I'm home, til dusk. All is quiet.
The sun's aboil in every flint.
But bluntly, from the deep, from the heart
The Caugh's foreboding is coming to me.

The world is prickly and naked again:
Stones — angles, and houses — are angles;
The grass is so green that its aftertaste is caustic.
The roads are white to the point of screeching.
Improbably prodding each other along
Sprouts and Celcius shoot for the sun.

This means that the mucus in the larynx has dried,
That the air is well-fried and it's sinking down,
And in a low rumble from beneath,
Along the vines, rises the tubercular mould.

The earth is getting hoarse from the heat.
The thermometer explodes. And onto me
Thunderously collapse other worlds
In cascades of mercurial flames.
They burn me, they seep into my lips.
And the road too flows like mercury.
In the evening I'm off to the reporter's club,
For a lecture and a movie,
A get-together of the reporter's workshop.
At home it's all drowsy and dusky:
Such is the milk's modest testament.

The same old emasculated view in the windows,
The same feline and infantile world
That crawls through the veins and chokes them,
It is dear to me to the point of disgust,
Its soot fills the nostrils, the mouth,
Larinx and lungs — all are full,
It calls to attention with a
Fryingpans' hissing voice, to remind:
Sleep more, while the world is still orderly. Sleep, sonny-boy."

The hand grows heavy and cold,
The sinew beats in the temple.

This means the following: the lungs
Suck the air drop by drop, in tandem;
This means the following: the fabric rusts;
This means the following: chills, stifling heat.

The sinew beats in the temple.
Contracts behind the eyelids
As if it were a finger, sharply pointed,
Knocking ever so slightly at the door.
I must rise to unlock it!

Enter! — And so he does:
Sharply angular face,
Goatee sharply angled.
He steps off the wall, out of the mass
Of inflamed banners, or does he?
Goatee forward, the eye squinting
Caustically from under the visor.
I say — "are you here for me,
Felix?
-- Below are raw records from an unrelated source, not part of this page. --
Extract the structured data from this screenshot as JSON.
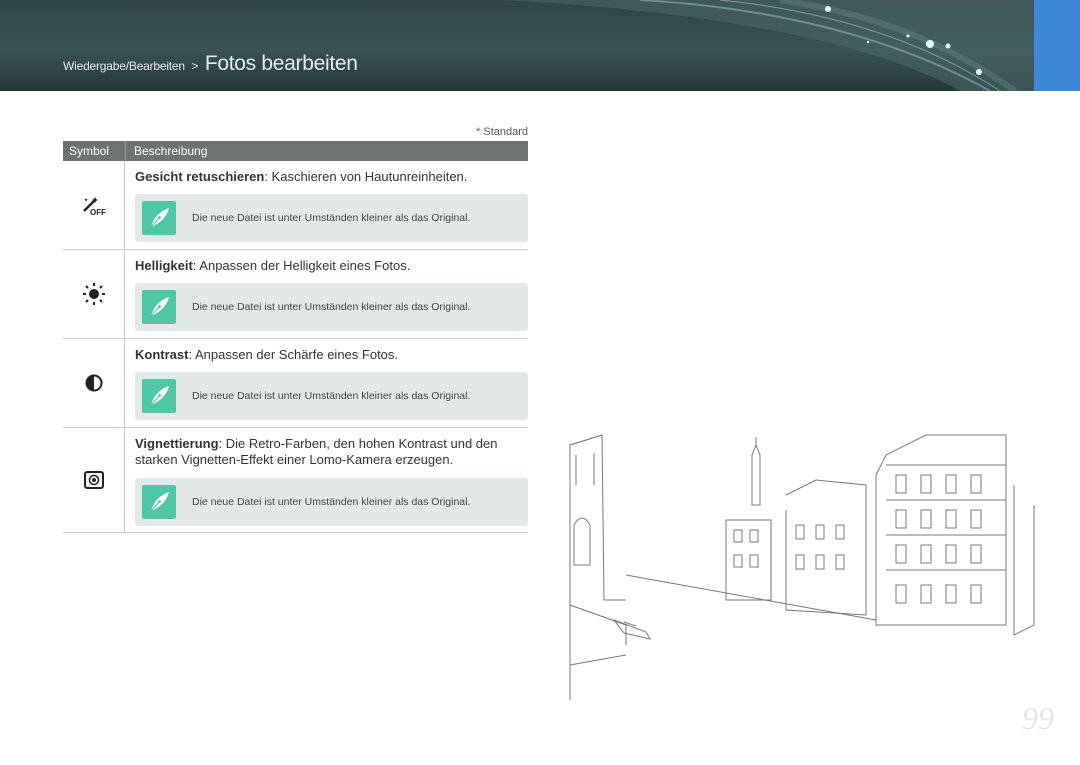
{
  "header": {
    "breadcrumb_parent": "Wiedergabe/Bearbeiten",
    "breadcrumb_separator": ">",
    "breadcrumb_current": "Fotos bearbeiten",
    "accent_color": "#3d86d8"
  },
  "standard_note": "* Standard",
  "table": {
    "col_symbol": "Symbol",
    "col_description": "Beschreibung",
    "rows": [
      {
        "icon": "face-retouch-off-icon",
        "title": "Gesicht retuschieren",
        "text": ": Kaschieren von Hautunreinheiten.",
        "note": "Die neue Datei ist unter Umständen kleiner als das Original."
      },
      {
        "icon": "brightness-icon",
        "title": "Helligkeit",
        "text": ": Anpassen der Helligkeit eines Fotos.",
        "note": "Die neue Datei ist unter Umständen kleiner als das Original."
      },
      {
        "icon": "contrast-icon",
        "title": "Kontrast",
        "text": ": Anpassen der Schärfe eines Fotos.",
        "note": "Die neue Datei ist unter Umständen kleiner als das Original."
      },
      {
        "icon": "vignetting-icon",
        "title": "Vignettierung",
        "text": ": Die Retro-Farben, den hohen Kontrast und den starken Vignetten-Effekt einer Lomo-Kamera erzeugen.",
        "note": "Die neue Datei ist unter Umständen kleiner als das Original."
      }
    ]
  },
  "page_number": "99"
}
I am unwell."

The sun descends along the wall
To give supper to the gutter cats.
The sunset is suffused with boiled fruit.
The famous silence covers all.
And over the wooden out-house
The Moon comes out in its full uncouthness.

He says — "Just came for a chat."
And sits down on the side of my bed.

He seems to continue an old argument,
Says: "The yard under the windows
Is full of prickly cats and dead grass,
Can't tell which century is on.
But the century lies in wait on the pavement,
Sharp-focused like a sentry.
Go, — and fear not to stand near him.
Yours and century's solitudes are the same.
Look around — enemy everywhere.
Offer your hand — no friend in sight;
If the century says "Lie!", then you lie.
If the century says "Kill!", then you kill.
I have also felt the heavy load
Of the hand on my shoulder, and the coarseness
Of soldierly-cut wisker on my cheek.
The table was open wide, just like the country,
The tablecloth was smeared in blood, in ink,
In the rust of pen-nibs, strewn with papershards —
All this stood guard over friend and enemy.
So when the enemy came — he would sit in the same chair,
Sit and then collapse into oblivion.
The dirt sucked out his gentle bones,
And moats closed over them.
The signature on the warrant slithered
like blood streaming from a bullet-hole in the temple.
Revolution, Mother! It is no small weight —
the three-sided sincerity of the bayonet;
It rears out of bloody dregs,
the aged workings of the soil.
Steam-roll it. Hit it with a song.
Egg it on with a shovel, prick with a hoe!
It rears over your head —
take it up on a pitchfork and tip it over.
Let your fate be esteemed;
Die — in victory, the way I died."
Silence. The sinew in the temple
Is calmer and beats more cautiously.
This means that the sweat is slowly
And coldly seeps from the pores.
The wind is in my face, thick like water out of a bucket,
Like the messenger of Victory, like snow, like chill.
The leicocyte of the Moon hangs over the round backyard.
The stars are round, and so are the bushes.
Entire nine hours are poured off into the barrel by the window.
I exit. The bolt shuffles behind my back
And locks. Silence again.
The Earth floats out of the darkness,
It has the texture of a raw plank
Ready for the saw's light dance and
The hammer's heavy gait.
And I exit (the darkness around me)
To the reporter's club, for a lecture and a movie,
A gettogether of the reporter's workshop.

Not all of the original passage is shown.